[RFC PATCH v5] ARM hibernation / suspend-to-disk (fwd)

Tue Jun 21 10:35:58 EDT 2011

On Mon, Jun 20, 2011 at 01:32:47PM +0100, Frank Hofmann wrote:
> I've only tested on s3c64xx (for s2ram and s2disk) and omap3 (s2disk only 
> due to the omap code not having been "genericized" yet), the changes are  
> ok there.
> The remainder apply and compile ok.
>
> If that's sufficient, then:
> Acked-by: Frank Hofmann <frank.hofmann at tomtom.com>

I've added that to the core stuff and s3c64xx.

> You're right there's some risk that the ability to return an error here 
> is misinterpreted as an invitation to use error returns for indicating 
> state machine conditions.

Well, an error return undoes (and probably corrupts) the state which
cpu_suspend saved, so it wouldn't be useful for state machine stuff -
I wonder whether we should poison the saved pointers just to reinforce
this point.

> What I'm wondering about is the usecase for having an error return  
> opportunity in this case (beyond reporting it as such). Isn't it rather 
> so that most finishers would succeed and at best do a "BUG_ON()" at 
> failure, because system state then isn't such to make it trivially 
> recoverable ?

For s2ram, there's no reason at this point to fail.  The only thing left
to do at this point is to do whatever is required to cause the system to
enter the low power mode.

In the case where you need to place the SDRAM into self refresh mode
manually, the timing of stuff after self refresh mode has been entered
to the point where power is cut to the CPU is normally well defined,
and if for whatever reason power doesn't get cut, there's very little
which can be done to re-awake the system (you'd have to ensure that
the code to do that was already in the I-cache and whatever data was
required was already in registers.)

And as I mentioned, if you timeout waiting for the system to power off,
and you've done everything you should have done, are you sure that the
system won't power off on you unexpectedly if you return with an error,
which would then mean you have corrupted state saved (and possibly
corrupted filesystems.)

So, I don't think S2RAM would have any practical use for an error return
path.  It's more for hibernation.

> For hibernation, the ability to force the entire down/up transition 
> before writing the snapshot image out is actually very beneficial, for  
> reliability - one knows that the device/cpu side of suspend/resume has  
> already worked when the snapshot is being written, without having to wait 
> for reboot/image load/resume to test that.

It's not a test of the suspend/resume path though - device state is very
different between suspending in some way followed by an immediate resume
without resetting, and a real suspend, power off, resume cycle.

The former doesn't really test the resume paths - a register which has
been forgotten won't be found by any other way than cutting the power,
and you'll only ever find that on a proper resume-from-power-off.
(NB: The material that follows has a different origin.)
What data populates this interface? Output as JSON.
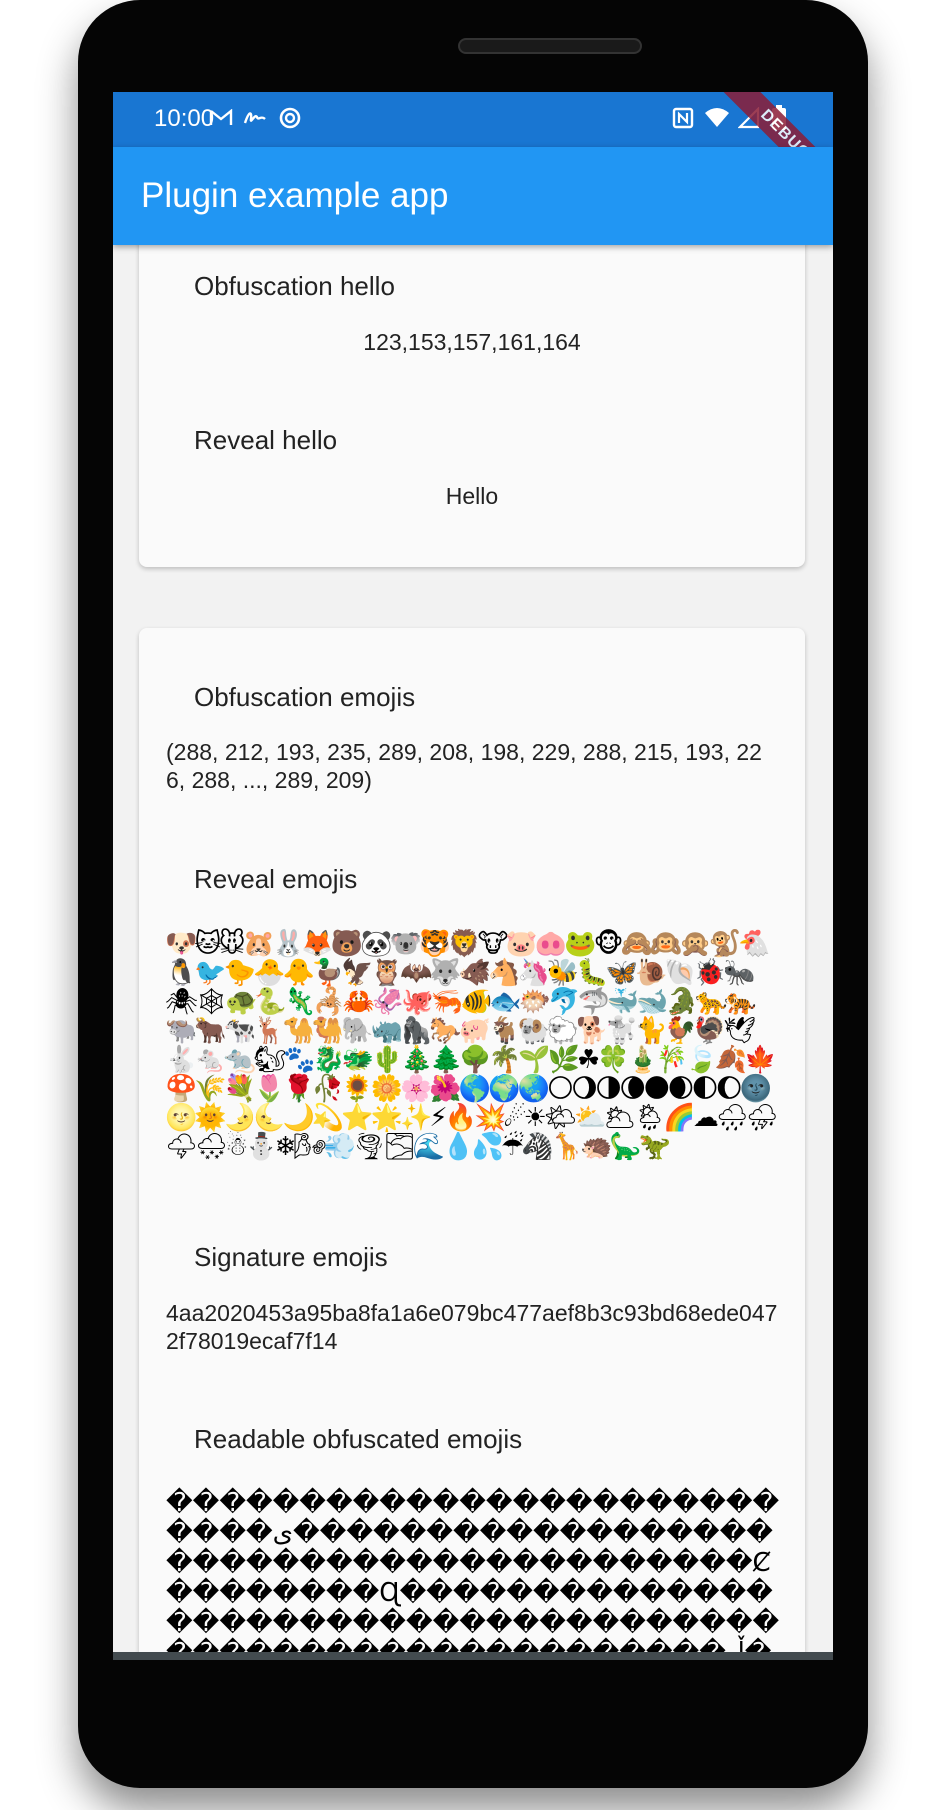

> I'm not opposed to this addition as such, but I'm curious:
> * If an error occurs, how can the caller of cpu_suspend recover from it ?

If an error occurs from cpu_suspend(), then the caller needs to undo any
modification to state which it did while saving, and return an error.

> * What's the state the system is in after an error in this codepath ?

We can arrange for another callback into CPU specific code to sort out
anything they've done - iow, an error return from cpu_suspend should
ensure that we have the same state present as we had at the point it
was called.  We currently do not need that as cpu_suspend() just saves
state without modifying anything, but if we ended up with a CPU which
required stuff to be modified, we'd have to undo those modifications
before returning an error.

> * What subsystems / users would do anything else with it than BUG_ON() ?

The error code from the platform_suspend_ops ->enter method is already
dealt with - by going through the resume steps before returning the
error code.  Whether hibernate has similar functionality I don't know.

What I do think is that if hibernate needs to return an error code, we'd
better do that without doing things like taking the MMU down to run the
resume paths in order to do that.  If we have some error to propagate,
we want to propagate it back as easily as possible.